Poutine, for those who don't know, is a big pile of french fries, smothered in brown gravy and covered with bits of squeaky cheese curd. Needless to say, this was going to require another pass on my no-dairy policy and at least two lactaid to ensure my personal safety. For the whole day Sunday, we asked every local we met where we could score the best poutine in town - general consensus was La Banquise, a short cab ride from where we had spent most of the afternoon day drinking and engaging in enlightened discourse. Predictably, what started with a meaningful conversation about the distinctions between macro- and micro-level morality over a pint of Boreale devolved into a pissing contest about which one of us was smarter over happy hour shots of Jack Daniels. With both the weather and the conversation turning stormy, we hopped a taxi and handed the nice man behind the wheel a piece of paper with La Banquise scribbled on it in Sharpie. As Shwa was quick to point out, I dropped into my broken "not sure if you speak English" English, and I asked driver, "you know this? Can you drive there yes?"
"Yeah I know it, hop on in guys," he shot back in perfect diction.

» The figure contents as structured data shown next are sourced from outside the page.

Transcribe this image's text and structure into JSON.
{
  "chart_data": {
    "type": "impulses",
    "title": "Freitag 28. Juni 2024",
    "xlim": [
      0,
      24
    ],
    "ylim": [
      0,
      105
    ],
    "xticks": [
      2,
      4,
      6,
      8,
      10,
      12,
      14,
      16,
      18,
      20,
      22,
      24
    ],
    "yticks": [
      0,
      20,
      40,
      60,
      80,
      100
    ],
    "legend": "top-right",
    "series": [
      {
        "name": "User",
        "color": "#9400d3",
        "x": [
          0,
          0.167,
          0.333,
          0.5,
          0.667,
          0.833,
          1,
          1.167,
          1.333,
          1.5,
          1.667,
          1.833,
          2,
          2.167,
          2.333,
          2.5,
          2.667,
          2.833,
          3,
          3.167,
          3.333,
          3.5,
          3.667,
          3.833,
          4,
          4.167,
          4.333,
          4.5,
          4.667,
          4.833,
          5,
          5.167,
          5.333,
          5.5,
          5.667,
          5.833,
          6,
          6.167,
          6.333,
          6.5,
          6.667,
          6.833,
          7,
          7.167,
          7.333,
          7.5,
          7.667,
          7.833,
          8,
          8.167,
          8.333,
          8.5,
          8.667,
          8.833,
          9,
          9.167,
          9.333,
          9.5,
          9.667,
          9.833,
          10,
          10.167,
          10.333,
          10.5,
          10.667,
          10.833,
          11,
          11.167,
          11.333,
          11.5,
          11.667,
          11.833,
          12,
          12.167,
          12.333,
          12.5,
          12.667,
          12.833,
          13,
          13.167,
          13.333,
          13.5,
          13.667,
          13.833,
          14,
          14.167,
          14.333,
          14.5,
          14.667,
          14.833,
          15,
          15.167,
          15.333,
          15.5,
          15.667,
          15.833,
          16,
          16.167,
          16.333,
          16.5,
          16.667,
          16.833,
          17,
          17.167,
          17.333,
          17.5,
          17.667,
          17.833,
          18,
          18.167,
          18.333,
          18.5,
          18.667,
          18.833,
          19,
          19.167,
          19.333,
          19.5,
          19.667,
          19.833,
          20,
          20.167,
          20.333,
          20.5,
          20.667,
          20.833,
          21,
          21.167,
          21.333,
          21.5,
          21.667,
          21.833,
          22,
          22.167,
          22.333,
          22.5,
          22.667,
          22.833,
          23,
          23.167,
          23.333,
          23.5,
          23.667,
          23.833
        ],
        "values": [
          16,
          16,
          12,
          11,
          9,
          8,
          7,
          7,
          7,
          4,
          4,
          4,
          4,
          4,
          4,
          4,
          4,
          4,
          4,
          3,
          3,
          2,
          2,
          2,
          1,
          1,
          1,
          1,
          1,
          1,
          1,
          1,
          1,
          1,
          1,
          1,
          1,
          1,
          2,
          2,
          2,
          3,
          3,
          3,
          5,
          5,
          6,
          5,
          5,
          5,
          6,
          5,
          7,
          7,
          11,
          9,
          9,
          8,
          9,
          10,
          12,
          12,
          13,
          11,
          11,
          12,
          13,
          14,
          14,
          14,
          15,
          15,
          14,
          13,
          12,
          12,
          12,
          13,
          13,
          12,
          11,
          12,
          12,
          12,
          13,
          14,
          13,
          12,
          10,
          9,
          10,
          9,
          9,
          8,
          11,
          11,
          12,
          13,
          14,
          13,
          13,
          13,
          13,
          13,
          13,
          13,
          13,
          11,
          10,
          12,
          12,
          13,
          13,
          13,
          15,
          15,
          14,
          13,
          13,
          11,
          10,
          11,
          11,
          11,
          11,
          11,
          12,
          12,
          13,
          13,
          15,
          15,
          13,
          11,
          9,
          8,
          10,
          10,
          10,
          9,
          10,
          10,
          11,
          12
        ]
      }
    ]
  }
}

The meter ticked up at what appeared to be an alarming pace, and a bit of panic helped clear the clouds in my head left behind by our impromptu bar crawl. We've been driving an awfully long time, I thought to myself. This poutine better be friggin' awesome. After a rainy exit from the overpriced cab, we got seated pretty quickly at the super tacky and super busy La Banquise, and my compatriot and I settled quickly on splitting a large original style poutine and a couple of brewskies. My fork shaking with anticipation, I dove in head first as soon as my prize arrived on the table, unapologetically shoving three full spoonfuls into my face before coming up for air. I leaned back. I savored.
I hated it. How this was possible I knew not. Apparently I had incorrectly assumed that because each element of this delightful mess was in and of itself delicious, the mixed whole would be triply amazing. To be entirely fair to the dish, perhaps it suffered from a bit of "anticipation failure" as much as it was itself a disappointment. Once it was built up in my mind as the greatest thing ever, the very purpose of my visit to a foreign country, it's hard to really live up to that hype. At that point, my poutine needed to be extraordinary simply to meet my most basic of expectations. Such is the danger of building up your travel expectations without really knowing what you're getting into - for all the people that see Angkor Watt and oooh and aaah with joy, there are assuredly just as many vacationers that meh and sigh.
Granted, being saddened by the site of a hallowed 800 year old Khmer temple mountain is a slightly bigger let down than receiving middling poutine in the frozen north, but it still sucks to get exactly what you want only to discover it sucks.